Os homens que elaboraram a declaração de direitos eram grandes homens –especialistas em literatura, grandes no seu senso de honra e incapazes de prever princípios inconsistentes com aqueles que estavam prevendo (...). A infeliz raça negra foi separada por marcas indeléveis e nas leis há muito estabelecidas nunca se pensou ou se falou exceto em propriedade, e assim quando o proprietário ou o comerciante a reclamam, eles merecem proteção (CORNELL, 2014). 

Scott vs. Sandford marcou a profunda divisão da sociedade americana na metade do Século XIX e sua repercussão foi um dos fatores que resultaram na Guerra da Sucessão, eis que com a eleição de Abraham Lincoln como presidente, político conhecido por suas ideias abolicionistas, os estados do sul decidiram se separar da União. 

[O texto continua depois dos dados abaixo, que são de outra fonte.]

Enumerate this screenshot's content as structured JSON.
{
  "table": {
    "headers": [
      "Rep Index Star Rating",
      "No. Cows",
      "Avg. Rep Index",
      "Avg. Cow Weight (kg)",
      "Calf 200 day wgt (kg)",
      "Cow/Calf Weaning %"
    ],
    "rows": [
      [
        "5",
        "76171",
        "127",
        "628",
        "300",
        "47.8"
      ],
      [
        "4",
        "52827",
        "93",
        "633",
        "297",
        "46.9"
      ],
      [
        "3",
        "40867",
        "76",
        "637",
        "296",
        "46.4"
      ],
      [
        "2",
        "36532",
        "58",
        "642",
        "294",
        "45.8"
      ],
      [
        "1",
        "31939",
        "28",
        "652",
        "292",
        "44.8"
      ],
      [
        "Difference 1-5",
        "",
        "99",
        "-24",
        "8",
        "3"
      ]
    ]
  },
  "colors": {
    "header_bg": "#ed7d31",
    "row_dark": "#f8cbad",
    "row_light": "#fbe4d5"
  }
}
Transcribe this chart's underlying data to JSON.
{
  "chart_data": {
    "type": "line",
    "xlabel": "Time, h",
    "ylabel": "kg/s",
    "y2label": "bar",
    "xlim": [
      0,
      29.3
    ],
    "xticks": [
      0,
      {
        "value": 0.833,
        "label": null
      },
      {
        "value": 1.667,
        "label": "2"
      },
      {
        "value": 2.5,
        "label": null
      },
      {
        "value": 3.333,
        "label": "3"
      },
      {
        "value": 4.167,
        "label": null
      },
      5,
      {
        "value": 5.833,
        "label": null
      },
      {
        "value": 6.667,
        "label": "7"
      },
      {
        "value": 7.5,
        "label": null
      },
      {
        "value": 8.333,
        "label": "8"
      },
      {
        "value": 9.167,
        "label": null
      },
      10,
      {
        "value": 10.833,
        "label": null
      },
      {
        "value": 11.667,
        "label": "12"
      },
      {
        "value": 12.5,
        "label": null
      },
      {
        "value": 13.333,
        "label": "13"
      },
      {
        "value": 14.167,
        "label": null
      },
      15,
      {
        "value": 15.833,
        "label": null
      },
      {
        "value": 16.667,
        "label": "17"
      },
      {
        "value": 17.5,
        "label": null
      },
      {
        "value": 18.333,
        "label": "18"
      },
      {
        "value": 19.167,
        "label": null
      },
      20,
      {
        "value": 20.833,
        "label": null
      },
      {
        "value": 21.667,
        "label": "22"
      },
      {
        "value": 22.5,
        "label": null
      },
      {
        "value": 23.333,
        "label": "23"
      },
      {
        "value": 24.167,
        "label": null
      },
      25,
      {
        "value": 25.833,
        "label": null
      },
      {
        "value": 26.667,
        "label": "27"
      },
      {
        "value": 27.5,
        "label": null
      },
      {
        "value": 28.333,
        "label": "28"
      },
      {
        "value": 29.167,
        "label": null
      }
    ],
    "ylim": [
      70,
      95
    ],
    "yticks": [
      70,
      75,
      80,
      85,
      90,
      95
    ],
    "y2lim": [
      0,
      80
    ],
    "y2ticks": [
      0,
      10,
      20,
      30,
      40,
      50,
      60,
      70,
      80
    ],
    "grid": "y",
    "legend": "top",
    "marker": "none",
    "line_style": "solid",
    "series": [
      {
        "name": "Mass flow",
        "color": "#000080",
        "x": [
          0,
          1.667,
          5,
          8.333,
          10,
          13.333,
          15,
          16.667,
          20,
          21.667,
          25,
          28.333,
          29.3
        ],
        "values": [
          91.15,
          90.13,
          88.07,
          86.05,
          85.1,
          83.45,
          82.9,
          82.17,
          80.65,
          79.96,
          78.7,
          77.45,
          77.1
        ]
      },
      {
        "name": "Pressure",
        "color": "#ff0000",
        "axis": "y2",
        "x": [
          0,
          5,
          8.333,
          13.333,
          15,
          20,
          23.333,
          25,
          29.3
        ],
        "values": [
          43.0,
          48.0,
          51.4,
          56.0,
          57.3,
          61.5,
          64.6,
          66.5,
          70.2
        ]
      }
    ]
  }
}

            No final da Guerra Civil, vencida pelos estados livres do norte, em 31 de janeiro de 1865 foi aprovada a 13ª Emenda à Constituição Americana, abolindo a escravidão nos Estados Unidos.

4 “Separado mas igual”

            Apesar da escravidão ter sido abolida em todo o território americano após 13ª Emenda, em hipótese alguma os afro-americanos dos estados do sul podiam ser considerados iguais aos brancos. Tal como ensina Birnfeld, não se pode conceber uma constituição “como pináculo apoteótico da organização da racionalidade humana, estandarte do final feliz da história de um povo”(BIRNFELD, 2008).

Assim, os estados que fizeram parte da velha Confederação aprovaram leis que restringiam os direitos dos afro-descendentes. Proibiam os negros de possuir fazendas e, como empregados, eram impedidos de deixar o trabalho sem justa causa, podendo ser presos e obrigados a voltar ao empregador. Eram proibidos de testemunhar contra brancos e servirem como jurados. Era proibido o casamento inter-racial. Ainda, leis severas que tratavam da pobreza em todos os estados do sul, colocavam os afro-descendentes sob estrito controle da sociedade. Eram as chamadas “Jim Crow Laws”.

            Em 7 de setembro de 1868, o Congresso aprovou a 14ª Emenda Constitucional, determinando que todas as pessoas nascidas ou naturalizadas nos Estados Unidos eram cidadão americanos e não poderiam sofrer restrições do direito à vida, à liberdade e à propriedade, sem o devido processo legal.Inobstante a 14ª Emenda, os negros dos estados do sul continuavam na posição de relegados a uma posição de peonagem, subordinados nas terras dos fazendeiros brancos.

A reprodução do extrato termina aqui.